É uma característica minha, assim como eu tenho cabelos cacheados e 1,53cm de altura. Não tem para onde fugir. Eu não acredito que exista uma cura ou que um dia isso simplesmente vai parar, porque ainda vai existir o medo, e às vezes o medo de ter os ataques de pânico consegue ser pior do que os próprios. Só tente aprender a lidar com ele. Não deixe sua vida parar, isso é um conselho que eu dou a mim mesma e a quem está lendo isso e tem alguma doença.
O mais importante: NÃO SE ISOLE. Jamais! Tenha amigos. Saiba quebrar a cara, mas você vai ver que alguns vão realmente te entender ou tentar e querer ficar do seu lado pelo que você é. Não fique sozinho. Deixe que peguem sua mão e te levem para lugares que você diria não, vá.
A gente não sabe o dia de amanhã, por que não tentar o dia de hoje?

E seja qual for o seu motivo, desde bullying, até se perder por causa de alguma coisa que te aconteceu pelo caminho que todos traçamos, se agarre em algo. Ouça música, leia livros, seja forte. Seja forte. Eu nunca imaginei que eu fosse chegar até aqui e eu estou aqui. Eu estou longe de ser a pessoa mais forte desse mundo, por isso, por favor, lembre-se que sua vida vale muito para alguém.
Eu estou vivendo nesse terror desde a minha adolescência e andando para os meus 22 anos ainda acompanhada por eles. No meio dessa estrada torta que a vida me deu, eu aprendi que tolerância é o necessário para continuar vivendo. Não dá para jogar tudo para o ar. Infelizmente. O show continua, a vida continua, nada para.

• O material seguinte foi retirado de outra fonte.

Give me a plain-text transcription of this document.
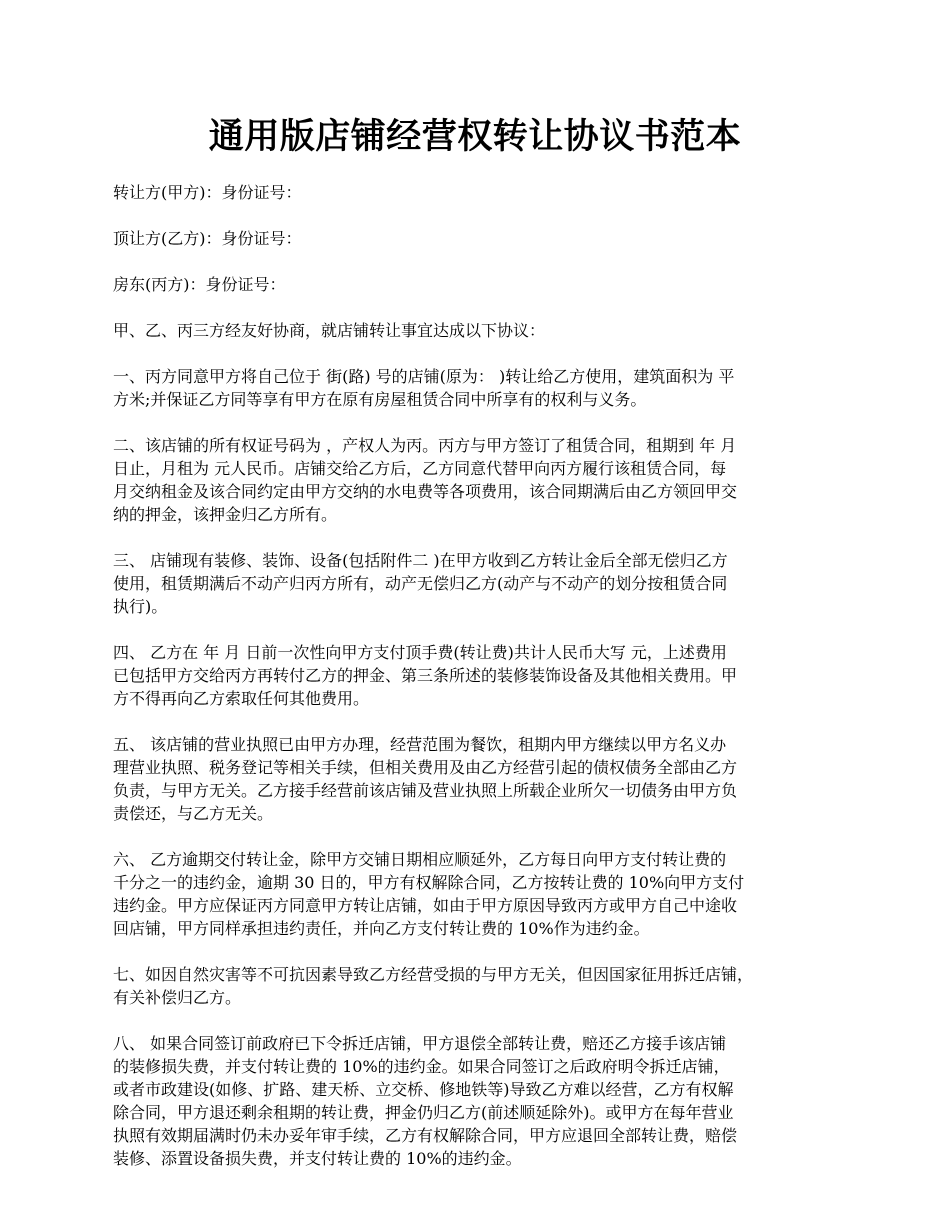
通用版店铺经营权转让协议书范本

转让方(甲方)：身份证号：

顶让方(乙方)：身份证号：

房东(丙方)：身份证号：

甲、乙、丙三方经友好协商，就店铺转让事宜达成以下协议：

一、丙方同意甲方将自己位于 街(路) 号的店铺(原为： )转让给乙方使用，建筑面积为 平
方米;并保证乙方同等享有甲方在原有房屋租赁合同中所享有的权利与义务。

二、该店铺的所有权证号码为 ，产权人为丙。丙方与甲方签订了租赁合同，租期到 年 月
日止，月租为 元人民币。店铺交给乙方后，乙方同意代替甲向丙方履行该租赁合同，每
月交纳租金及该合同约定由甲方交纳的水电费等各项费用，该合同期满后由乙方领回甲交
纳的押金，该押金归乙方所有。

三、 店铺现有装修、装饰、设备(包括附件二 )在甲方收到乙方转让金后全部无偿归乙方
使用，租赁期满后不动产归丙方所有，动产无偿归乙方(动产与不动产的划分按租赁合同
执行)。

四、 乙方在 年 月 日前一次性向甲方支付顶手费(转让费)共计人民币大写 元，上述费用
已包括甲方交给丙方再转付乙方的押金、第三条所述的装修装饰设备及其他相关费用。甲
方不得再向乙方索取任何其他费用。

五、 该店铺的营业执照已由甲方办理，经营范围为餐饮，租期内甲方继续以甲方名义办
理营业执照、税务登记等相关手续，但相关费用及由乙方经营引起的债权债务全部由乙方
负责，与甲方无关。乙方接手经营前该店铺及营业执照上所载企业所欠一切债务由甲方负
责偿还，与乙方无关。

六、 乙方逾期交付转让金，除甲方交铺日期相应顺延外，乙方每日向甲方支付转让费的
千分之一的违约金，逾期 30 日的，甲方有权解除合同，乙方按转让费的 10%向甲方支付
违约金。甲方应保证丙方同意甲方转让店铺，如由于甲方原因导致丙方或甲方自己中途收
回店铺，甲方同样承担违约责任，并向乙方支付转让费的 10%作为违约金。

七、如因自然灾害等不可抗因素导致乙方经营受损的与甲方无关，但因国家征用拆迁店铺，
有关补偿归乙方。

八、 如果合同签订前政府已下令拆迁店铺，甲方退偿全部转让费，赔还乙方接手该店铺
的装修损失费，并支付转让费的 10%的违约金。如果合同签订之后政府明令拆迁店铺，
或者市政建设(如修、扩路、建天桥、立交桥、修地铁等)导致乙方难以经营，乙方有权解
除合同，甲方退还剩余租期的转让费，押金仍归乙方(前述顺延除外)。或甲方在每年营业
执照有效期届满时仍未办妥年审手续，乙方有权解除合同，甲方应退回全部转让费，赔偿
装修、添置设备损失费，并支付转让费的 10%的违约金。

Eu ainda tenho dias, e não é raramente, é muito constante, em que eu quero simplesmente cerrar as minhas próprias pernas fora quando eu sinto agonia do pânico vir. Mas eu aprendi que mesmo assim, eu preciso erguer a cabeça e continuar seguindo em frente. É a minha vida, são os meus sonhos, e não existe ninguém responsável por isso além de mim mesma.
E sim, a minha conclusão, depois de um texto inteiro, é que indo para os meus 22 anos e depois de anos de medicação e tratamento, eu ainda não me curei. Eu ainda choro, eu ainda tenho crises de pânico e eu ainda sinto vontade de morrer. Mas eu estou de pé. Eu posso cair, mas eu levanto de novo. Eu posso estar na beira do abismo, eu posso sentir ele me chamando, eu posso sentir vontade de me jogar, eu posso me imaginar caindo. Mas é isso. É um apenas.
E será sempre assim, apenas um passo de distância de uma real loucura que pode ser fatal.